Wednesday, April 10, 2019

What is the single best day trading indicator? - Overview of transfer theory ratios and how they work!

As a new or experienced trader, you may be looking for a statistical advantage to gain the upper hand in trading markets. There are hundreds of indicators on the market, but in fact only a few indicators are really effective. Almost every metric fails when back testing and analyzing price data in real time. Obviously, this is something that few people are willing to talk about because there are no other options a few months ago.

Most of the indicators are not working properly because of their design. Most technical analysis today has two problems:

  1. Signal noise
  2. Signal delay or hysteresis

Signal noise is one of the biggest problems in most indicators.

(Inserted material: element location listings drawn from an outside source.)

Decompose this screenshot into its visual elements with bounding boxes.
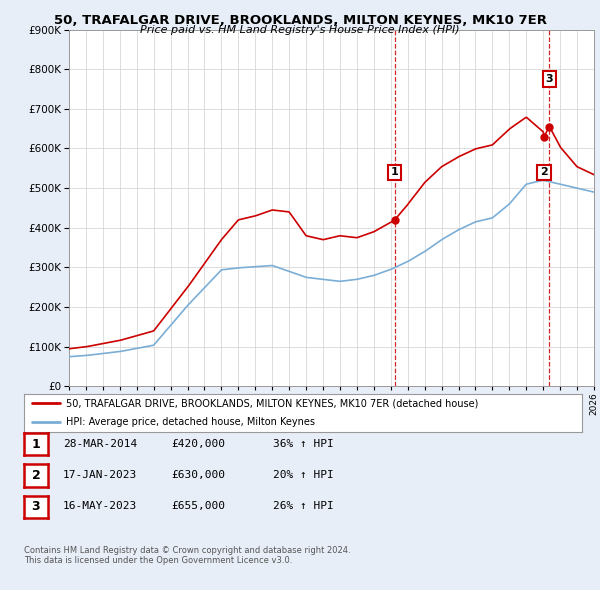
- Text: 1: 1: [32, 438, 40, 451]
- Text: 1: 1: [391, 168, 398, 177]
- Text: £630,000: £630,000: [171, 470, 225, 480]
- Text: Price paid vs. HM Land Registry's House Price Index (HPI): Price paid vs. HM Land Registry's House …: [140, 25, 460, 35]
- Text: £420,000: £420,000: [171, 439, 225, 448]
- Text: 2: 2: [32, 469, 40, 482]
- Text: 28-MAR-2014: 28-MAR-2014: [63, 439, 137, 448]
- Text: 3: 3: [545, 74, 553, 84]
- Text: 50, TRAFALGAR DRIVE, BROOKLANDS, MILTON KEYNES, MK10 7ER (detached house): 50, TRAFALGAR DRIVE, BROOKLANDS, MILTON …: [66, 398, 478, 408]
- Text: 16-MAY-2023: 16-MAY-2023: [63, 502, 137, 511]
- Text: £655,000: £655,000: [171, 502, 225, 511]
- Text: 2: 2: [540, 168, 548, 177]
- Text: 26% ↑ HPI: 26% ↑ HPI: [273, 502, 334, 511]
- Text: 50, TRAFALGAR DRIVE, BROOKLANDS, MILTON KEYNES, MK10 7ER: 50, TRAFALGAR DRIVE, BROOKLANDS, MILTON …: [53, 14, 547, 27]
- Text: 3: 3: [32, 500, 40, 513]
- Text: 20% ↑ HPI: 20% ↑ HPI: [273, 470, 334, 480]
- Text: HPI: Average price, detached house, Milton Keynes: HPI: Average price, detached house, Milt…: [66, 417, 315, 427]
- Text: 36% ↑ HPI: 36% ↑ HPI: [273, 439, 334, 448]
- Text: Contains HM Land Registry data © Crown copyright and database right 2024.
This d: Contains HM Land Registry data © Crown c…: [24, 546, 350, 565]
- Text: 17-JAN-2023: 17-JAN-2023: [63, 470, 137, 480]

The reason is that they are mainly based on the closing price. The closing price changes whenever the symbol rises or falls. As a noisy example of moving averages or indicators such as RSI. If you use a 60-minute bar chart on a symbol that is actively trading, you can easily get thousands of error signals in a bar chart. This is a major problem that technical analysis needs to overcome.

Signal delay is another big problem. Most indicators need to review at least a few bar charts, but this means rebuilding old data. You recall that the farther the signal is stable, the less relevant the indicator is to the current price. One of the other problems caused by signal lag is the solution to signal noise. Most metrics only allow metrics to be calculated after closing. This removes signal noise, but the signal is subject to extreme hysteresis.

The solution to most technical analysis problems comes from a new class of technical analysis and indicators. These are called conversion theory ratios. What they do is focus on important data and is responsible for creating trends. Some examples of important data are:

  • The upward trending market is usually a series of higher highs and higher lows.
  • Downtrend markets usually have lower lows and lower highs.
  • A high proportion of bars in the choppy market overlap.

Most trends have certain price characteristics, and the current closing price does not determine the trend. For the market, it must create new highs. For a market down, it needs a low. At the same time, most of the closing price data is generating noise.

Ultimately, the conversion theory ratio is the best indicator of day trading because they only focus on important data. Shift Ratios are not only accurate, but also very quiet. The price indication responds only to the bars that form the high, low, and superimposed percentages. All of this data is broken down into lines that are easy to read and color coded as follows.

  • Green = measure trend strength.
  • Red = measure the strength of the downtrend
  • Yellow = The instability is measured by the percentage of strip overlap.